Gaza’s Fuel Crisis Deepens as Ceasefire Supply Commitments Go Unmet

Inside a makeshift bakery in Gaza, Abdullah Jamal feeds scraps of wood into a small oven to bake bread. The 40-year-old earns roughly $10 a day — barely enough to survive, and far too little to afford the fuel that once powered his livelihood. His situation is not exceptional. It is the daily reality for most of Gaza’s more than two million residents.

A fuel and energy crisis that predates the current ceasefire has grown catastrophic. Israel’s military campaign destroyed Gaza’s public electricity network entirely, forcing residents to depend on private generators — if they can afford them. The price of electricity from those generators has surged from approximately 2.5 shekels ($0.80) per kilowatt-hour before the war to between 20 and 30 shekels ($7 to $10) today, a more than tenfold increase that places reliable power beyond the reach of most families.

Diesel, the lifeblood of Gaza’s generators, water pumps, and emergency services, tells a similarly grim story. At the height of the conflict, a single litre cost as much as 90 shekels — roughly $29. Prices have since eased but remain approximately triple pre-war levels, hovering around 21 shekels ($10) per litre compared with 7 shekels ($3.30) before the war began. Iyad al-Shorbaji, director general of Gaza’s Petroleum Authority, attributes the persistent inflation to higher purchase costs, transportation expenses, coordination fees, scarcity, and surging demand against constrained supply.

The numbers behind the crisis are stark. Gaza requires 15 million litres of diesel monthly, along with 2.5 million litres of gasoline and between 350 and 400 truckloads of cooking gas, according to al-Shorbaji. What is actually arriving falls dramatically short. Commercial fuel supplies are capped at no more than 3 million litres per month — one-fifth of the diesel requirement alone. Only 100 cooking gas trucks are entering Gaza each month, roughly a quarter of what is needed.

The ceasefire agreement was supposed to change this. Its humanitarian protocol stipulates that 50 fuel trucks enter Gaza every day. Since the ceasefire took effect, Israeli authorities have permitted 1,190 fuel trucks to cross — out of the 8,050 that should have entered under the agreed terms. That represents just 14.7 percent of the fuel and gas amount the protocol committed to delivering.

The consequences for ordinary households are severe. Before the war, families could obtain cooking gas cylinders on demand, with average consumption running about 12 kilograms every 25 days. Now, each household receives 8 kilograms delivered every two to three months — and in practice, the wait often stretches from 45 days to as long as 100 days. For Jamal and millions like him, wood fires and improvised solutions have become the only alternative.

The cooking gas shortage has persisted for more than two years, outlasting multiple rounds of fighting and diplomatic negotiations. Most homes in Gaza currently lack both reliable electricity and consistent gas access, a combination that compounds every other dimension of the humanitarian emergency — from food preparation and water purification to medical care and sanitation.

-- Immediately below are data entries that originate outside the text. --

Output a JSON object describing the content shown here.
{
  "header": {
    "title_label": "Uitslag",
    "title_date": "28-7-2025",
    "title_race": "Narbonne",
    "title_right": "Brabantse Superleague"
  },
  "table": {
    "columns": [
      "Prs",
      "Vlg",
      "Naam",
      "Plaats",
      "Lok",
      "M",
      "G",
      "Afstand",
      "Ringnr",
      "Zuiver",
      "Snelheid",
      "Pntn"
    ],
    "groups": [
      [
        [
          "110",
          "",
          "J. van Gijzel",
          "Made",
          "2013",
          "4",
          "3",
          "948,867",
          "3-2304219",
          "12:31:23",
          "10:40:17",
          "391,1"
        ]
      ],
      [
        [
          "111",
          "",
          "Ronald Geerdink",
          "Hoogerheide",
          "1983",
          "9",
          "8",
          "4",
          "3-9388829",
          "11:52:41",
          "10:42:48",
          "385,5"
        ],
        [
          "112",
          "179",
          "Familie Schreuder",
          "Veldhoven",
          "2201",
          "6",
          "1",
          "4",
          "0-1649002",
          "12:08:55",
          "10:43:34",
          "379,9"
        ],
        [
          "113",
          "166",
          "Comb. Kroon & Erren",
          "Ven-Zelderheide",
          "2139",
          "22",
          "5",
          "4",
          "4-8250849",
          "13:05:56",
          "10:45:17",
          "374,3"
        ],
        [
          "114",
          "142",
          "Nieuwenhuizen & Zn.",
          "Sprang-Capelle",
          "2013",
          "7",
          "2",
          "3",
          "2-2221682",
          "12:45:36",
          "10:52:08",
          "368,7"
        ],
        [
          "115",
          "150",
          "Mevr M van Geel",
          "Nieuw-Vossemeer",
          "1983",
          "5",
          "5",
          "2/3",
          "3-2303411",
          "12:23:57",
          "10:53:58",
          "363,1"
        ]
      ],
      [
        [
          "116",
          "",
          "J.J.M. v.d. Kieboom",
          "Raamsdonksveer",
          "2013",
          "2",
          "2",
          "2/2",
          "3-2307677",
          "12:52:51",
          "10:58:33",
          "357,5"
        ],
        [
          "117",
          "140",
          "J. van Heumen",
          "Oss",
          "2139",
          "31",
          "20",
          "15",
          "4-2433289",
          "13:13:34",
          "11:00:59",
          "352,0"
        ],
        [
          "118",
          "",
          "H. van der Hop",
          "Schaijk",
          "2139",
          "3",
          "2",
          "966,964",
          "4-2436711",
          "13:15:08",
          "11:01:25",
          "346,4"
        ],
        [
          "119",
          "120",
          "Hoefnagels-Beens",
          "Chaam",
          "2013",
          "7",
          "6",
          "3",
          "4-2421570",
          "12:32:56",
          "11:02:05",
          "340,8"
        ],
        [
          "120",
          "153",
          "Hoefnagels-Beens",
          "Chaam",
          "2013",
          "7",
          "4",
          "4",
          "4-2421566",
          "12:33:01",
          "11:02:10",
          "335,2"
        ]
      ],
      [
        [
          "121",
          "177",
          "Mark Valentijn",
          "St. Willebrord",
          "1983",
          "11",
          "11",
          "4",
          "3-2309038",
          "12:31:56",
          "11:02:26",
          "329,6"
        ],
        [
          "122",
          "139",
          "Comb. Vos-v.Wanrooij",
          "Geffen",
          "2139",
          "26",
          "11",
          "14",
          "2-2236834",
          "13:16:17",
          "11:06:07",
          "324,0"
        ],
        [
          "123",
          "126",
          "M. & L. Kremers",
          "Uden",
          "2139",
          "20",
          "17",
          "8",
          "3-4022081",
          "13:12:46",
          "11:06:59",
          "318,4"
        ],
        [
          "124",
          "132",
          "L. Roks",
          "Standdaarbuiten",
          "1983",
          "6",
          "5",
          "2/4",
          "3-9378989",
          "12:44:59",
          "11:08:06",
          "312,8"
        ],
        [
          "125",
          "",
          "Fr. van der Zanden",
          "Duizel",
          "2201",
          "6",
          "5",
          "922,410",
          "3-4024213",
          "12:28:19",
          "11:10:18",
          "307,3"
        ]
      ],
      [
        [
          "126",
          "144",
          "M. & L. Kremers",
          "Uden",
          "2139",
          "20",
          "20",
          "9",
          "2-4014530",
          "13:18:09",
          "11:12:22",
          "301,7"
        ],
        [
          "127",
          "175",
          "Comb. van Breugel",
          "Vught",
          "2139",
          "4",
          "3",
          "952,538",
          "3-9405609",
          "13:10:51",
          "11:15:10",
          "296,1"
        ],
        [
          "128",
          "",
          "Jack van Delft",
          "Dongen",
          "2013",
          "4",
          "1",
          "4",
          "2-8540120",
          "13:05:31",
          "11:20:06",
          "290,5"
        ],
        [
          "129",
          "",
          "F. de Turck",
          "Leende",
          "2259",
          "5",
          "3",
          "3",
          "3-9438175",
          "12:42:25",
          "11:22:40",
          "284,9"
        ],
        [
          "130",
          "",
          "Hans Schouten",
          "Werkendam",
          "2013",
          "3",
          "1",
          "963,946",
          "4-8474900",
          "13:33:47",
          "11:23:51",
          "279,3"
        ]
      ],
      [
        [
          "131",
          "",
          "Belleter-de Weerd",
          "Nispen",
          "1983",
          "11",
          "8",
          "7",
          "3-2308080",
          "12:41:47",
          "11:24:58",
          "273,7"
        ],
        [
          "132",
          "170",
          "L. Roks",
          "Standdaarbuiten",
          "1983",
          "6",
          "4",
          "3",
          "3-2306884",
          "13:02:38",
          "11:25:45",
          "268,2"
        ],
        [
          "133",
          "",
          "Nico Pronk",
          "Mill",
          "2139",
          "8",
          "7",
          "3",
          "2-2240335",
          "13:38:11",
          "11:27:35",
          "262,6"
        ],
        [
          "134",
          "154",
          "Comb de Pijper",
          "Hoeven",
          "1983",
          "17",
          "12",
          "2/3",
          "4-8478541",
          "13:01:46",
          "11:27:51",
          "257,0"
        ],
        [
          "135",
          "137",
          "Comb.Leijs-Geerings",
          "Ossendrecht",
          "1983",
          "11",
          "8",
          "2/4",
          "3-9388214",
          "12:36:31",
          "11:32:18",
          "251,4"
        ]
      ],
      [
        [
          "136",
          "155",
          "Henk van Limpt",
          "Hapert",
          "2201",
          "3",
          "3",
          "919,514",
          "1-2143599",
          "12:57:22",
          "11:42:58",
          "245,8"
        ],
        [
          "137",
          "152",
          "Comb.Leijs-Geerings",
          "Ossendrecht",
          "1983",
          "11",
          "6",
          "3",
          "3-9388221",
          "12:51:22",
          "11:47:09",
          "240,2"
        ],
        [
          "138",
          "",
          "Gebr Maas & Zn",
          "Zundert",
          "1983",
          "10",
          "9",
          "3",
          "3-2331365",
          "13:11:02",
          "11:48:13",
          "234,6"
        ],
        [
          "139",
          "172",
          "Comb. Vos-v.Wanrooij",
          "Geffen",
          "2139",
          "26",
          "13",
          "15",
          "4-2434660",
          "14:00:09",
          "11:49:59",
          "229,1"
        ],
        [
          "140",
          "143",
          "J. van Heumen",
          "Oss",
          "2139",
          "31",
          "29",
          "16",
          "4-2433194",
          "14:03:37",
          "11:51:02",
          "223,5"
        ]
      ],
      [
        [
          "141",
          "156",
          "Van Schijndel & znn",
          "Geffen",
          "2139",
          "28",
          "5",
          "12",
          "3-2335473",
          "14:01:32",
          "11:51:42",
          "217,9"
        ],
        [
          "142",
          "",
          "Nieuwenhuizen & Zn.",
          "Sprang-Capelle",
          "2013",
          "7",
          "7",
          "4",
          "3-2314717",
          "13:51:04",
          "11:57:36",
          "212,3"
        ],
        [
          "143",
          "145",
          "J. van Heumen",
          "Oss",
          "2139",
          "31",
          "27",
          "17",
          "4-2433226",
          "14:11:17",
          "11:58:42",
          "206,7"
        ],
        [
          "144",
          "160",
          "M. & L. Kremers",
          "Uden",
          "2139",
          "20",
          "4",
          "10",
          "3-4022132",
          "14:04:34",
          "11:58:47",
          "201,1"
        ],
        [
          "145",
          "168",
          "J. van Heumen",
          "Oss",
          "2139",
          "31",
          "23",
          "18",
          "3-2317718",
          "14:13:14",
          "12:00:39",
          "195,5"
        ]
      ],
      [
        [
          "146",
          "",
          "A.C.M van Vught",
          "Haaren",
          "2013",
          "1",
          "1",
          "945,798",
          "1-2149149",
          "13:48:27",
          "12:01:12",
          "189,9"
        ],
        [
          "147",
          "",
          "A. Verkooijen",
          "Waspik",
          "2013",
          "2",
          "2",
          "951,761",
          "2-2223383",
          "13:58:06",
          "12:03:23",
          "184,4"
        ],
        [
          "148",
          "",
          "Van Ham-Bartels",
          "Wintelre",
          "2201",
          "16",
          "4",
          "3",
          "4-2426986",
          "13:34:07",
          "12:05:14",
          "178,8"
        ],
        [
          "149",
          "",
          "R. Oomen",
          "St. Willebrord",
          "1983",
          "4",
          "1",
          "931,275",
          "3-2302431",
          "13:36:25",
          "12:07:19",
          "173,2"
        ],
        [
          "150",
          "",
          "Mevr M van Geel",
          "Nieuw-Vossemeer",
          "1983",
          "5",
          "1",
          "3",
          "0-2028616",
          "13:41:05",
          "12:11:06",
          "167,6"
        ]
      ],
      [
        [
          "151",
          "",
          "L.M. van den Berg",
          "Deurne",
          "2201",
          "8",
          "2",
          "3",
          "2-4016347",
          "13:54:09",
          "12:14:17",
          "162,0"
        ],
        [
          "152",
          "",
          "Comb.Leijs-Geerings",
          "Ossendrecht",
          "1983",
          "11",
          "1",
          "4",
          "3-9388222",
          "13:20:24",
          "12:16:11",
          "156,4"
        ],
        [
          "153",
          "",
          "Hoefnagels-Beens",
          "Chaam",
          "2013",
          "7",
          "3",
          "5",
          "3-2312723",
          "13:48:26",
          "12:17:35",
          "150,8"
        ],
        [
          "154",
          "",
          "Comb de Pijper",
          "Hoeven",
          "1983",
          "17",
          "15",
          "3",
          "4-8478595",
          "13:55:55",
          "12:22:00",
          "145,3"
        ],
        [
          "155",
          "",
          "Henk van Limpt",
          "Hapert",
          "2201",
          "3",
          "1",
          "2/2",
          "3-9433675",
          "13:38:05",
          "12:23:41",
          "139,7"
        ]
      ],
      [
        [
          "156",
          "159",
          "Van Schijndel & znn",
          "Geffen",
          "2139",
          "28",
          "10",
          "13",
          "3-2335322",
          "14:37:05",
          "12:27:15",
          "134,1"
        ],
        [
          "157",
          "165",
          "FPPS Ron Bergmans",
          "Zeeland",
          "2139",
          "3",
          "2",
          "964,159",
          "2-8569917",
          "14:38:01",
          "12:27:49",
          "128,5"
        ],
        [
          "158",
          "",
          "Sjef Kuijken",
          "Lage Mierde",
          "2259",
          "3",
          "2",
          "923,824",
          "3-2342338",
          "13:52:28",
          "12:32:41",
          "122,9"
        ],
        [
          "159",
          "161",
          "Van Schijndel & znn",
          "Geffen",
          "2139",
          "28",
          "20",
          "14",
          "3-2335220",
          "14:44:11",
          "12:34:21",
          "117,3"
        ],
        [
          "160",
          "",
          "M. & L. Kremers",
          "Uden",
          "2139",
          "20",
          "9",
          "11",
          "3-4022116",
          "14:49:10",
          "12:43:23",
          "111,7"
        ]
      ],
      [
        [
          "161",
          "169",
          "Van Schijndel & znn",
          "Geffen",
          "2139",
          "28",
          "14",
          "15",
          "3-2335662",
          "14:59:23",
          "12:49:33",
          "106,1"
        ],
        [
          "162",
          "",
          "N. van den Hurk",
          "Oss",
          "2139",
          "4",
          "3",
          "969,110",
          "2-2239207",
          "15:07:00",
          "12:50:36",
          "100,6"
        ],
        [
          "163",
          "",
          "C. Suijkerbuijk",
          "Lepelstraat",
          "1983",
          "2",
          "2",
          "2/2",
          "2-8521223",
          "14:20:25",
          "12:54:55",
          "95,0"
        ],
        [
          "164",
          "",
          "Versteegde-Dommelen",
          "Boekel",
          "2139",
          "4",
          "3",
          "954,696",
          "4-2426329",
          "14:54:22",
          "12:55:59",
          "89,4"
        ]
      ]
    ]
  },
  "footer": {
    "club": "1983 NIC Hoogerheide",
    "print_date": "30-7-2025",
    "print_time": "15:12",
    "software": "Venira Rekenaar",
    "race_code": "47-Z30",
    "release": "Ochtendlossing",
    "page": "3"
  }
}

Gaza’s war has killed more than 75,000 Palestinians, according to health authorities, while displacing the vast majority of the enclave’s population and reducing large swaths of its infrastructure to rubble. The destruction of the public power grid was among the earliest and most consequential blows to civilian life, setting in motion the energy collapse that now defines daily existence for survivors.

Al-Shorbaji and other officials have repeatedly called for the full implementation of ceasefire commitments, warning that the gap between agreed supply levels and actual deliveries is not merely an inconvenience but a threat to life. With reconstruction stalled and the energy deficit widening, the prospect of restoring anything resembling normal conditions remains distant for the people of Gaza.